Wednesday, August 17, 2011

End of Year Reflections: Algebra II

Continuing analysis of student's reflections... (see first post for a full description)

I'm not sure I want to share this publicly. To be honest, I didn't include some quotes because they were too depressing. This class was by far my most frustrating. A lot of that was me: it was my first year in a new school and I didn't understand what was covered in Algebra I, I'd never taught Algebra II before, I got irritated when students didn't remember how to do things that they really, really should know how to do by junior year. Some of it was the kids: most didn't start coming for extra help until the last quarter, they didn't work as a cohesive class, they didn't have high expectations of themselves. Plenty of the blame can go elsewhere: some went to 3 weeks of summer school over a year ago and that meant they 'got Algebra I', many weren't ready for Algebra I so they didn't retain as much, lots didn't want to take more math beyond Algebra II and society says that's fine, society also says math is hard and it's okay to say you're bad at it.  I learned a lot from this class, but I learned it all the hard way.  It helped that the other Algebra II teacher shared my frustrations, but I wish that we'd had time to work together.  Instead, after each chapter or two we made plans for adjustments next time we teach it, which neither of us will be able to enact this year since I'm not teaching Algebra II and she's taking a year off.  However, this post isn't about all that, it's about what the kids wrote in their reflections.

Most investigations in this class were of the "graph a lot of equations to find out what the different coefficients and constants do" variety. Shockingly, those didn't make it onto the list of favorite activities. We also acted out some of those when we studied parabolas (turning the squares on the floor into a giant coordinate grid), that activity didn't make it onto the list either. Other investigations included lots of numerical examples, followed by a generalization. Still not on the list! So, which ones did make the list? Just two:

The rolling markers lab, and the interest rates activity.

The rolling markers lab was pretty cool. We set up 'ramps' of different heights (folders propped on books), rolled markers down and measured the distance traveled. It was a nice review of scatter plots, best fit lines and the different equations used to describe lines. We had some fun building crazy ramps and trying to find markers which would roll in a straight line. It was from the first quarter and they remembered it at the end so clearly it made an impression.  I'll probably try this activity with my Learning Skills class this year (math for students with disabilities who can't access the traditional high school curriculum yet).

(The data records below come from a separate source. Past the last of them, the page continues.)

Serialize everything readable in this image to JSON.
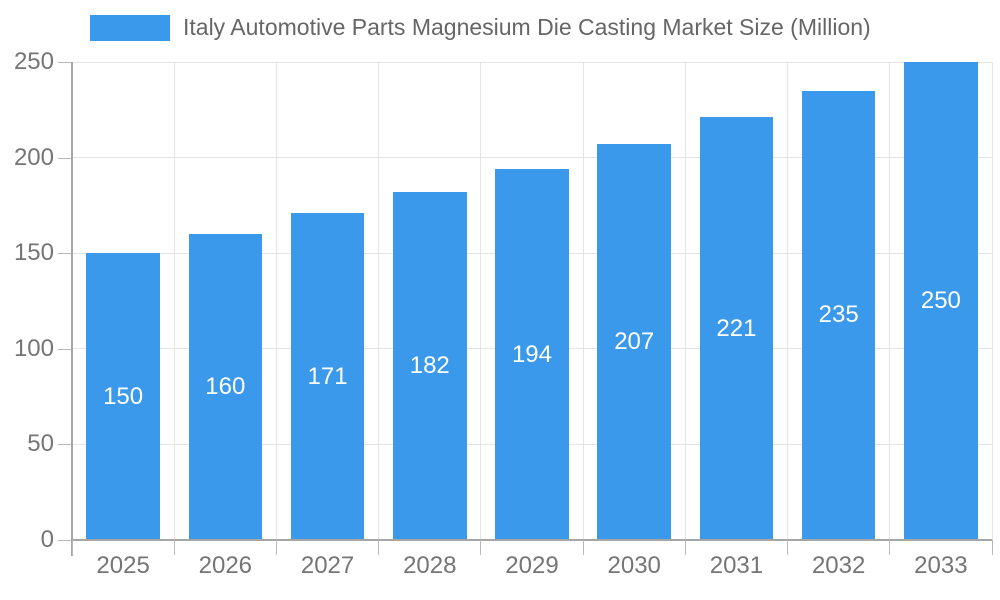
{
  "legend": {
    "label": "Italy Automotive Parts Magnesium Die Casting Market Size (Million)"
  },
  "chart_data": {
    "type": "bar",
    "title": "Italy Automotive Parts Magnesium Die Casting Market Size (Million)",
    "categories": [
      "2025",
      "2026",
      "2027",
      "2028",
      "2029",
      "2030",
      "2031",
      "2032",
      "2033"
    ],
    "values": [
      150,
      160,
      171,
      182,
      194,
      207,
      221,
      235,
      250
    ],
    "xlabel": "",
    "ylabel": "",
    "ylim": [
      0,
      250
    ],
    "yticks": [
      0,
      50,
      100,
      150,
      200,
      250
    ],
    "grid": "full",
    "legend_position": "top-left",
    "bar_color": "#3B99EC",
    "value_label_color": "#ffffff",
    "colors": {
      "background": "#ffffff",
      "grid": "#e4e4e4",
      "axis": "#a6a6a6",
      "tick": "#b8b8b8",
      "tick_label": "#757575",
      "legend_text": "#666666"
    }
  }
}
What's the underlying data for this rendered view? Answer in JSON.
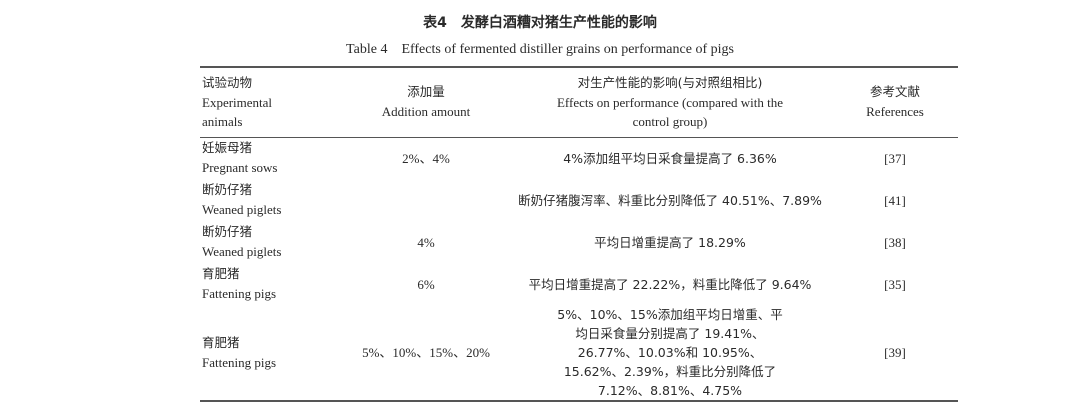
{
  "title_zh": "表4　发酵白酒糟对猪生产性能的影响",
  "title_en": "Table 4　Effects of fermented distiller grains on performance of pigs",
  "headers": [
    {
      "zh": "试验动物",
      "en": "Experimental animals"
    },
    {
      "zh": "添加量",
      "en": "Addition amount"
    },
    {
      "zh": "对生产性能的影响(与对照组相比)",
      "en": "Effects on performance (compared with the control group)"
    },
    {
      "zh": "参考文献",
      "en": "References"
    }
  ],
  "rows": [
    {
      "animal_zh": "妊娠母猪",
      "animal_en": "Pregnant sows",
      "amount": "2%、4%",
      "effect": "4%添加组平均日采食量提高了 6.36%",
      "ref": "[37]"
    },
    {
      "animal_zh": "断奶仔猪",
      "animal_en": "Weaned piglets",
      "amount": "",
      "effect": "断奶仔猪腹泻率、料重比分别降低了 40.51%、7.89%",
      "ref": "[41]"
    },
    {
      "animal_zh": "断奶仔猪",
      "animal_en": "Weaned piglets",
      "amount": "4%",
      "effect": "平均日增重提高了 18.29%",
      "ref": "[38]"
    },
    {
      "animal_zh": "育肥猪",
      "animal_en": "Fattening pigs",
      "amount": "6%",
      "effect": "平均日增重提高了 22.22%，料重比降低了 9.64%",
      "ref": "[35]"
    },
    {
      "animal_zh": "育肥猪",
      "animal_en": "Fattening pigs",
      "amount": "5%、10%、15%、20%",
      "effect": "5%、10%、15%添加组平均日增重、平均日采食量分别提高了 19.41%、26.77%、10.03%和 10.95%、15.62%、2.39%，料重比分别降低了 7.12%、8.81%、4.75%",
      "ref": "[39]"
    }
  ]
}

The interest rates project was bad. A couple other teachers wrote an outline while I was in a geometry meeting. I missed the discussion, I didn't make it precise before distributing it, and none of us were really thinking about exactly how low interest rates have fallen! Students went to the bank (or internet) to get rates on savings accounts and CD's. Pairs were given a certain amount of money to invest and then compare the outcomes of different scenarios. The scenarios were too vague and the final products reflected that. The idea was cool, the kids appreciated the value of it, but it was poorly executed on my part.

The specific topics they enjoyed or found challenging weren't particularly noteworthy, as in the other classes some students listed a topic as a favorite, while others listed it as hard. The one surprise came from a student who listed the same topic (factoring) as both hard and his favorite. That kid gets brownie points in my book.

After reading this you may be surprised to hear that the kids learned anything. They did, the class wasn't awful every day, but my lasting impression was of a group of rather uninspired kids. I didn't get them excited about math. When I asked them what they needed, all they could offer was a change of scenery might help. They did get more work done when we hung out in the library, but it was a very unsatisfying class in my mind. Still, they learned, and they can tell you about it in their own words:

  • If I try my hardest I could get a good grade
  • My intelligence is not enough, I need to work and study hard too
  • I found out that I can do it
  • I learn best by doing the work by myself
  • I need to study more and make practice problems
  • Study best with flashcards
  • Staying after can help you make up a lot of points and help you understand
  • When I really want something I can achieve it
  • I learn best by doing projects
  • I can learn to solve any problem with practice
  • There are at least 2 ways to do anything in math

That was the last of the End of Year Reflections (until next year!).  Maybe by now I have some more posts written, but this daily posting thing will definitely be a rarity, so I hope you didn't get used to it ;).

Take aways:
Thank goodness you're not teaching Algebra II again!! (jk, but not really)
Do rolling markers in Learning Skills
Emphasize importance of making up work early and often.


  1. The Rolling Markers sounds fun! If I was still teaching I would for sure add that in. Found your blog through f(t) and am excited to keep up with it. I am hosting a giveaway this week at my blog to TeachersPayTeachers and I would love for you to enter. Thanks and have a great day!

  2. Thanks for stopping by. Good luck with your giveaway!